El hombre fue llevado a juicio ya conociendo que tendría escasa o nula oportunidad de escapar al terrible veredicto, ¡la horca! El Juez, también parte de la trama, cuidó sin embargo de aparentar todo el aspecto de un juicio justo. Por ello dijo al acusado:

– Conociendo tu fama de hombre justo y devoto del Señor vamos a dejar en manos de él tu destino.

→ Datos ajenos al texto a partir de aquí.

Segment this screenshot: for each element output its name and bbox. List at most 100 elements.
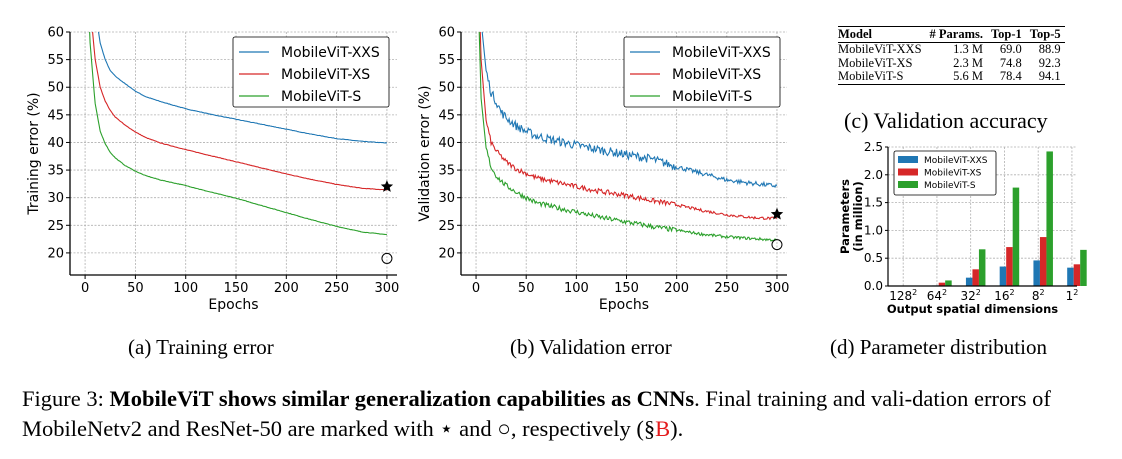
- series-line-mobilevit-xxs: [97, 32, 388, 144]
- bar-mobilevit-s: [1046, 151, 1053, 286]
- legend-label: MobileViT-S: [924, 181, 976, 191]
- x-tick-label: 150: [224, 281, 249, 296]
- y-tick-label: 35: [47, 164, 64, 179]
- tick-exponent: 2: [1039, 288, 1044, 297]
- bar-mobilevit-s: [1080, 249, 1087, 286]
- legend-box: [623, 36, 781, 108]
- subcaption-d: (d) Parameter distribution: [830, 335, 1047, 359]
- y-tick-label: 45: [438, 108, 455, 123]
- y-tick-label: 30: [438, 191, 455, 206]
- y-tick-label: 50: [438, 81, 455, 96]
- y-tick-label: 45: [47, 108, 64, 123]
- table-cell: 78.4: [999, 69, 1022, 83]
- column-header: Top-5: [1029, 27, 1061, 41]
- x-tick-label: 100: [564, 281, 589, 296]
- x-tick-label: 250: [324, 281, 349, 296]
- caption-text: and: [453, 416, 498, 441]
- x-tick-label: 322: [961, 288, 981, 303]
- caption-text: . Final training and vali-dation errors …: [22, 386, 1051, 441]
- tick-exponent: 2: [976, 288, 981, 297]
- tick-base: 32: [961, 289, 976, 303]
- caption-bold: MobileViT shows similar generalization c…: [109, 386, 695, 411]
- caption-text: , respectively (§: [510, 416, 656, 441]
- validation-accuracy-table: Model # Params. Top-1 Top-5 MobileViT-XX…: [838, 26, 1065, 85]
- bar-mobilevit-s: [978, 249, 986, 286]
- x-tick-label: 300: [765, 281, 790, 296]
- legend-swatch: [898, 168, 918, 176]
- star-symbol: ⋆: [439, 416, 454, 441]
- table-row: MobileViT-XS 2.3 M 74.8 92.3: [838, 55, 1065, 71]
- bar-mobilevit-xs: [1006, 247, 1013, 286]
- circle-symbol: ○: [497, 416, 511, 441]
- y-tick-label: 30: [47, 191, 64, 206]
- tick-exponent: 2: [1073, 288, 1078, 297]
- bar-mobilevit-xs: [1039, 237, 1047, 286]
- x-axis-label: Output spatial dimensions: [887, 302, 1058, 316]
- table-row: MobileViT-XXS 1.3 M 69.0 88.9: [838, 42, 1065, 57]
- table-row: MobileViT-S 5.6 M 78.4 94.1: [838, 69, 1065, 84]
- legend-box: [232, 36, 390, 108]
- y-tick-label: 1.5: [864, 196, 883, 210]
- mobilenetv2-star-marker: [380, 180, 394, 192]
- bar-mobilevit-s: [945, 280, 952, 286]
- x-tick-label: 12: [1066, 288, 1079, 303]
- y-tick-label: 55: [47, 53, 64, 68]
- training-error-plot: 0 50 100 150 200 250 300 20 25 30 35 40 45 50 55 60 Epoc…: [26, 26, 400, 314]
- x-tick-label: 300: [375, 281, 400, 296]
- legend-label: MobileViT-XXS: [924, 156, 988, 166]
- table-cell: 69.0: [999, 42, 1022, 56]
- y-axis-label-line1: Parameters: [838, 179, 852, 254]
- bar-mobilevit-xs: [938, 282, 946, 286]
- series-line-mobilevit-xxs: [481, 32, 778, 189]
- tick-base: 64: [927, 289, 942, 303]
- subcaption-c: (c) Validation accuracy: [844, 108, 1048, 133]
- y-tick-label: 50: [47, 81, 64, 96]
- section-reference-link[interactable]: B: [655, 416, 671, 441]
- legend-label: MobileViT-S: [281, 89, 361, 105]
- x-tick-label: 82: [1032, 288, 1045, 303]
- resnet50-circle-marker: [381, 252, 393, 264]
- x-tick-label: 0: [81, 281, 89, 296]
- y-tick-label: 60: [438, 26, 455, 41]
- figure-3: 0 50 100 150 200 250 300202530354045505560Epoc…: [26, 26, 1087, 316]
- x-tick-label: 50: [518, 281, 535, 296]
- y-tick-label: 25: [438, 219, 455, 234]
- caption-prefix: Figure 3:: [22, 386, 110, 411]
- table-cell: 88.9: [1038, 42, 1061, 56]
- y-tick-label: 0.5: [864, 251, 883, 265]
- y-axis-label: Training error (%): [26, 92, 42, 215]
- legend-label: MobileViT-XS: [924, 169, 982, 179]
- y-tick-label: 2.0: [864, 168, 883, 182]
- subcaption-b: (b) Validation error: [510, 335, 672, 359]
- x-tick-label: 50: [127, 281, 144, 296]
- series-line-mobilevit-s: [89, 32, 388, 236]
- table-cell: 74.8: [999, 55, 1022, 70]
- legend-label: MobileViT-XXS: [672, 45, 771, 61]
- table-header-row: Model # Params. Top-1 Top-5: [838, 26, 1065, 43]
- x-tick-label: 162: [994, 288, 1014, 303]
- bar-mobilevit-xs: [972, 269, 979, 286]
- x-tick-label: 0: [472, 281, 480, 296]
- table-cell: 5.6 M: [953, 69, 983, 83]
- x-tick-label: 200: [664, 281, 689, 296]
- x-axis-label: Epochs: [599, 297, 649, 313]
- y-axis-label-line2: (in million): [851, 181, 865, 251]
- y-tick-label: 20: [47, 246, 64, 261]
- tick-exponent: 2: [912, 288, 917, 297]
- tick-base: 128: [889, 289, 912, 303]
- validation-error-plot: 0 50 100 150 200 250 300 20 25 30 35 40 45 50 55 60 Epoc…: [417, 26, 790, 314]
- legend-label: MobileViT-XXS: [281, 45, 380, 61]
- resnet50-circle-marker: [771, 239, 783, 251]
- y-tick-label: 0.0: [864, 279, 883, 293]
- series-line-mobilevit-xs: [479, 32, 778, 221]
- legend-swatch: [898, 181, 918, 188]
- table-cell: 1.3 M: [953, 42, 983, 56]
- table-cell: 92.3: [1038, 55, 1061, 70]
- x-tick-label: 100: [173, 281, 198, 296]
- y-tick-label: 40: [47, 136, 64, 151]
- y-tick-label: 20: [438, 246, 455, 261]
- y-tick-label: 25: [47, 219, 64, 234]
- table-cell: 94.1: [1038, 69, 1061, 83]
- x-tick-label: 200: [274, 281, 299, 296]
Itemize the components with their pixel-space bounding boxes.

Vamos a escribir en dos papeles separados las palabras culpable e inocente. Tú escogerás y será la mano del Dios la que decida tu destino.

El funcionario había preparado dos papeles iguales con la palabra "culpable" y la pobre víctima aún sin conocer los detalles se daba cuenta que el sistema propuesto era corrupto.

No había posibilidad de escapar. El Juez ordenó entonces al hombre a tomar uno de los papeles. Éste respiró profundamente, quedó en silencio por unos instantes con los ojos cerrados y cuando la sala comenzaba a impacientarse, abrió los ojos y con una extraña sonrisa tomó uno de los papeles y llevándolo a su boca lo engulló rápidamente.

Sorprendidos e indignados los presentes le reprocharon airadamente:

– ¿Pero qué hizo? ¿Y ahora? ¿Cómo vamos a saber el veredicto?

Él hombre respondió:

– Es muy sencillo. Es cuestión de leer el papel que queda y sabremos lo que decía el que me tragué.

Con caras de enfado mal disimuladas debieron liberar al acusado y jamás volvieron a molestarlo.